Hoy el grueso de los colombianos no quiere ver a los excombatientes de las Farc participar en política, situación que contrasta con el entusiasmo y optimismo con que recibieron a los militantes del M-19 en 1990. ¿Cómo se explica esa diferencia?

19 de noviembre de 2017

Dos días después de entregar las armas, el 11 de marzo de 1990, y favorecidos con un indulto que les devolvía sus derechos políticos y los eximía de pagar un solo día de cárcel, los líderes guerrilleros del M-19 participaron en las elecciones legislativas y de alcaldes. Al contrario de lo que podría pensarse, su incursión en la política electoral fue un éxito. Carlos Pizarro, comandante de la agrupación guerrillera, obtuvo el tercer puesto a la Alcaldía de Bogotá con un poco más de 70.000 votos, y Vera Grabe y Everth Bustamante ganaron curules en la Cámara de Representantes. Tras el asesinato de Pizarro, la Alianza Democrática M-19, el nombre de la colectividad fundada por los excombatientes, logró su mayor triunfo político: con 19 escaños se convirtió en el segundo partido más votado en las elecciones a la Asamblea Nacional Constituyente de 1990, por encima del Partido Conservador. Los resultados daban a entender que los colombianos estaban dispuestos, a pesar de su pasado, a que los reinsertados pudieran ser elegidos en las más altas instancias del poder.

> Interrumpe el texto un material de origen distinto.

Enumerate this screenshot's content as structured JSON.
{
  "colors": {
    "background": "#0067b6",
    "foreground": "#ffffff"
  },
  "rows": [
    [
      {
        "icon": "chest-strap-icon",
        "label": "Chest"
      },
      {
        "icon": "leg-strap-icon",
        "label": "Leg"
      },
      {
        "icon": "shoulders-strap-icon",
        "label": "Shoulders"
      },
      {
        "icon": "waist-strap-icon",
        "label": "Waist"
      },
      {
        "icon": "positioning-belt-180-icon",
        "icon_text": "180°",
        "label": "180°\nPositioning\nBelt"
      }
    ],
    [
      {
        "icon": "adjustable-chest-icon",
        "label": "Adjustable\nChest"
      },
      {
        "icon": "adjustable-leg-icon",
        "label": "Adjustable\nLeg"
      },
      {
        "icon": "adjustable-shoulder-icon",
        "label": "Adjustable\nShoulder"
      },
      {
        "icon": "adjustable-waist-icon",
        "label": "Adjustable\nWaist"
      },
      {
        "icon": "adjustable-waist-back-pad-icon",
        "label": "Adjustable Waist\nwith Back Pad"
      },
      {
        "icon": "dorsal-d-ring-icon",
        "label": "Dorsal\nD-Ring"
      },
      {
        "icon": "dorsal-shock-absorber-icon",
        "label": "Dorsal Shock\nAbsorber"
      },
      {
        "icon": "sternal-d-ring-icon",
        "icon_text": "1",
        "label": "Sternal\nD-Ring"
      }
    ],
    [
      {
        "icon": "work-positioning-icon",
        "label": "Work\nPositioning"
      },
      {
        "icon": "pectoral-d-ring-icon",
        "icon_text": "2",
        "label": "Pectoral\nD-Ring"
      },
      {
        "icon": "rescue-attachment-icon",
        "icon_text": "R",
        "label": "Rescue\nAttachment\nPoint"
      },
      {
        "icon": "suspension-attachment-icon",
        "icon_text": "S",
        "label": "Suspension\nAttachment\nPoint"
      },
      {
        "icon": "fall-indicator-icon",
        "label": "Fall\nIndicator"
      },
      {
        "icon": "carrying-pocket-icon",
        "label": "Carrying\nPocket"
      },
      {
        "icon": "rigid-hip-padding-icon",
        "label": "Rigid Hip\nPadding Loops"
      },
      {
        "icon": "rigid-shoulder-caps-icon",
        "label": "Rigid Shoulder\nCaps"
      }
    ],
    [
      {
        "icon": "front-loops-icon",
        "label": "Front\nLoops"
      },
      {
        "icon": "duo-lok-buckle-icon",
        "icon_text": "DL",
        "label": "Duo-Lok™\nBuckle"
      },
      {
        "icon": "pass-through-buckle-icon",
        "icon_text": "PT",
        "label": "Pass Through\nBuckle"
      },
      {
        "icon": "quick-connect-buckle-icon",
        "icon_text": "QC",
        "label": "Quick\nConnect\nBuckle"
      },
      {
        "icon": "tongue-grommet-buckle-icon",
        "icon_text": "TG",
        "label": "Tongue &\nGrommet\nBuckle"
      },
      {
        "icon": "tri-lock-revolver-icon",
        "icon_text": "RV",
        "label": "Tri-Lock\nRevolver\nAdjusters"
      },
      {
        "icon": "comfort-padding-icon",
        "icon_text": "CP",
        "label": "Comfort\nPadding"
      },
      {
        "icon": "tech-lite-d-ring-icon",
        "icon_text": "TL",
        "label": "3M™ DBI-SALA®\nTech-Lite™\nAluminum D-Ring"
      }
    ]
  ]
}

La situación, 27 años después, es muy distinta. Luego de firmar los acuerdos del Teatro Colón entre el gobierno y las Farc, el 24 de noviembre de 2016, y de que los excombatientes lanzaron su partido político el 1 de septiembre de 2017, la mayoría de los colombianos no quiere ver a la cúpula de la antigua guerrilla participar en política sin que, por lo menos, digan la verdad de lo que hicieron y paguen penas por los delitos cometidos durante los más de 50 años de conflicto armado. De acuerdo con la última gran encuesta realizada por SEMANA, la Fuerza Alternativa Revolucionaria del Común tiene un 85 por ciento de imagen desfavorable y solo el 6 por ciento de los encuestados tienen una buena opinión de Rodrigo Londoño, alias Timochenko, su candidato a la Presidencia. La evidencia es contundente: una parte significativa de la sociedad colombiana no está dispuesta a indultar y devolverles los derechos políticos a los excombatientes de las Farc, como sí lo hizo en 1990 con el M-19 y en otros momentos con otros grupos subversivos que se desmovilizaron, como el EPL, la Corriente de Renovación Socialista o el Quintín Lame.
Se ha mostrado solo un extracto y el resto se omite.